Monday, 21 September 2009

Employment law

LAG published the eighth edition of Employment law: an adviser's handbook by Tamara Lewis last week. The book is a comprehensive guide to employment law and it deals with recent changes in the law such as the definition of an employee, developing case-law on equal pay and the repeal of the short-lived statutory dispute resolution procedures introduced by the current government.

Over the years, organisations from both sides of industry have usually reacted to legislative changes in employment law introduced by governments with either condemnation or praise depending on how they perceive the changes will impact on their interests. Especially in the early days of the current government, Tony Blair’s 'third way' philosophy purported to break away from the old certainties of the class-based politics which employment law reflected.

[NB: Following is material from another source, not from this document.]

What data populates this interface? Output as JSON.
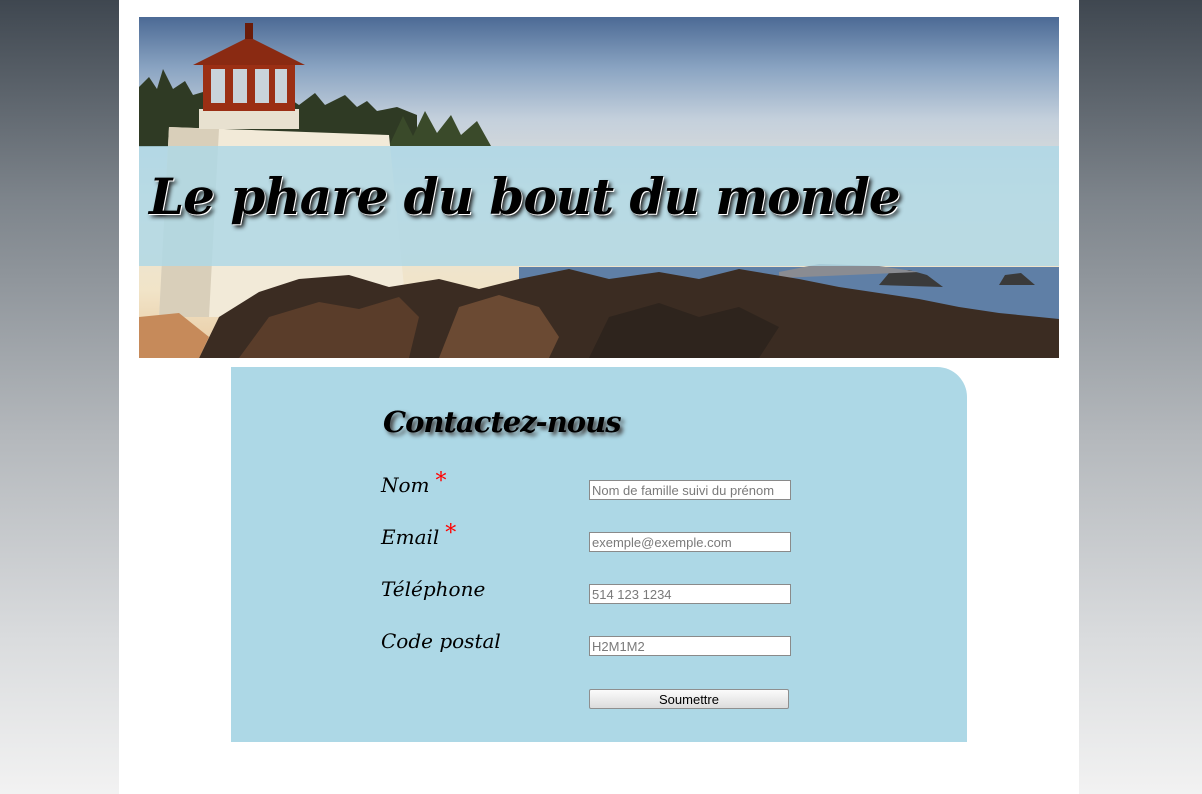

The Employment Act 2002 was the vehicle supposed to bring about a New Labour nirvana in the world of employment relations, free from class and other vested interests. The Act tried to appease the interests of employers continually peeved at the ever-spiralling number of Employment Tribunal (ET) claims by introducing statutory minimum disputes and disciplinary procedures that had to be followed in the workplace. The aim of the procedures was to reduce ET claims and, most importantly, keep employees in work by resolving disputes while they were still in employment. The procedures became mired in legal controversy though as employers focused on getting the procedure right rather than on their original aim of resolving disputes.

ET numbers are again rising due to the impact of the recession. The most disturbing statistic for ET claims has remained constant over the years, less than one in 20 applicants who are dismissed return to their job. The repealed procedures were flawed, but early advice and representation for employees remains the most effective way of avoiding injustice and keeping people in employment. Tamara Lewis’s book will continue to play an important part in equipping advisers to do this.